In some ways it was lucky that Johan only realized quite how full the schedule was going to be at the western side of the Getz ice shelf two days before the cruise. Otherwise he might not have agreed to come on the cruise. The change of schedule had moved this work to the start of the second half of the cruise and there were only two stations before we started our first mooring recovery at 22.00 on 18 January.

After a few pings from the deck unit the release on the first mooring woke up and we got the okay from the bridge to release the mooring. Shortly afterwards we spotted the orange buoys at the surface and the ship inched up to them to catch the top float with grappling hooks and to start pulling the rope, floats and instruments onto the ship over the stern. The whole recovery took about an hour and by about 07.00 in the morning we had recovered two more moorings, the last rather close to the ice shelf edge. Mooring two didn’t tell us that it had released and just popped up to the surface. The top instrument on the third had been pushed to the next one below by an iceberg, but both were fine.

A mooring comes to the surface at the ice shelf edge.

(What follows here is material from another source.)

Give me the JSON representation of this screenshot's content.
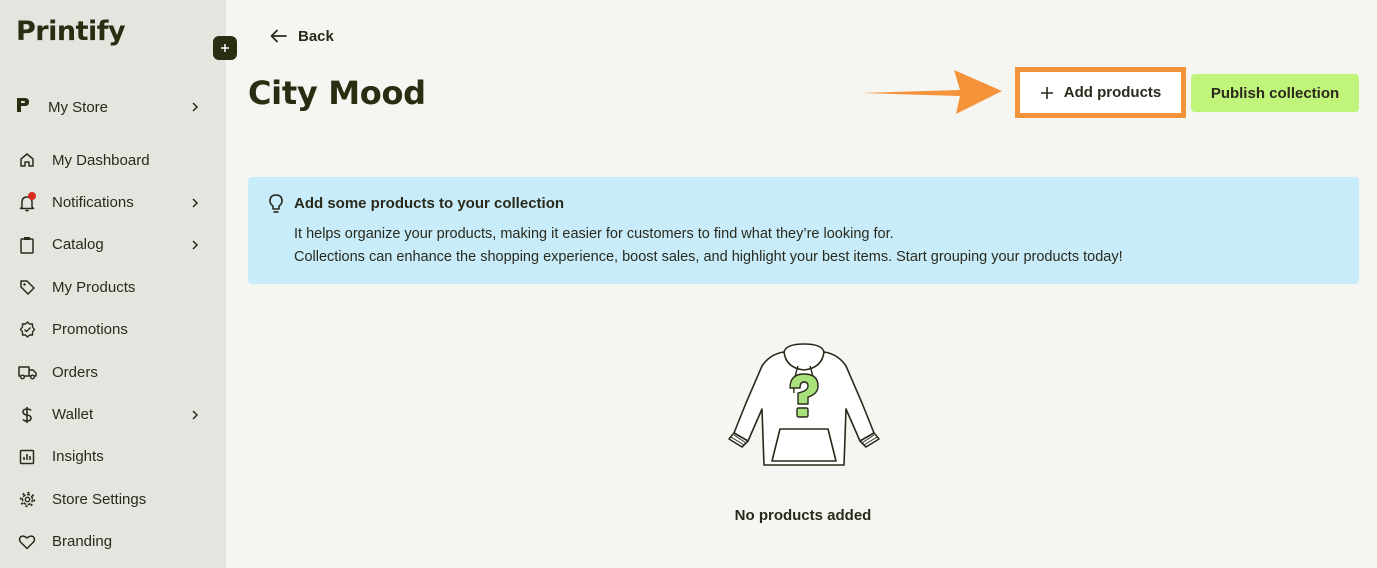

To get the new moorings into water we had to download the data from some of the instruments, change their batteries and give them a service as quickly as possible to not keep the ship waiting too long. Luckily we had help from the glider team and just after lunchtime we were ready to deploy the first of our new moorings. These first two deployments took us to dinner. The transit to the other side of the ice shelf gave us the opportunity to catch a few hours sleep before the last recovery and deployment. Those came and went without any problems as well and both us, and the deck crew were getting so efficient at the whole process that the time we were given on the schedule for each recovery and deployment was reduced from four to two hours. By the time it got to breakfast on 20 January we were finished, 34 hours after starting with all four moorings that we deployed in the area two years ago successfully recovered and three new ones in the water to take over their work.

An ADCP current meter is deployed from the A-frame.
Mooring work with a view – Mount Siple.